O propósito deste blog é trazer uma discussão relativa ao machismo feminino, considerando que, devido essa ideologia esta já há tanto tempo inserida em nossas sociedades, por vezes não percebemos que nós mulheres estamos reproduzindo este discurso machista tão cruel. Como isto ocorre? Mulheres podem agir como um machista?

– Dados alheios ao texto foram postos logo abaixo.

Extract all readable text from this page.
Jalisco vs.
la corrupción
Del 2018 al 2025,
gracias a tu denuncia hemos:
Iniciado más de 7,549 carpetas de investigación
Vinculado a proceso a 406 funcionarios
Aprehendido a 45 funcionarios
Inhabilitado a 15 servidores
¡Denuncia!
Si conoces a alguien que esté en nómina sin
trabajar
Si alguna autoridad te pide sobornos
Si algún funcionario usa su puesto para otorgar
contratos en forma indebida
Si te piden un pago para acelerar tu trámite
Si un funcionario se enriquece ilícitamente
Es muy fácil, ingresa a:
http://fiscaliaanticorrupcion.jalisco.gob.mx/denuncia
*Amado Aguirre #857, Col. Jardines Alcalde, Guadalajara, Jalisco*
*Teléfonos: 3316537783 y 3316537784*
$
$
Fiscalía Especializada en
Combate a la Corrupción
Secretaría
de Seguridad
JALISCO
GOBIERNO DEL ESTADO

Infelizmente, posso afirmar que sim. Esta ideologia
perversa vem se perpetuando ao longo dos anos, fazendo parecer que é algo que existiu
desde sempre e para sempre. Sendo assim, algumas gerações absorveram de tal
forma esta maldição que reproduzem inconscientemente, e às vezes conscientemente,
para as novas gerações. O que devemos entender é que nossa luta não é contra
pessoas e sim contra um sistema cruel, uma ideologia capitalista perversa e
separatista. Assim sendo, entendo que é possível acabar com o machismo, compreendendo
que a questão não é aniquilação dos homens, discordo totalmente dessa ideia e
de pensar que ser feminista seja uma questão de disputa entre sexos, para mim
isso não é ser feminista, é apenas uma reprodução do machismo. Portanto, penso
que para acabar com o machismo, é de suma importância considerar que o único
caminho é o caminho da educação para compreender a questão de lutas de classes.
Para isso, devemos conhecer a história do machismo, conhecer o que é e qual a
real finalidade do feminismo, considerando uma perspectiva marxista.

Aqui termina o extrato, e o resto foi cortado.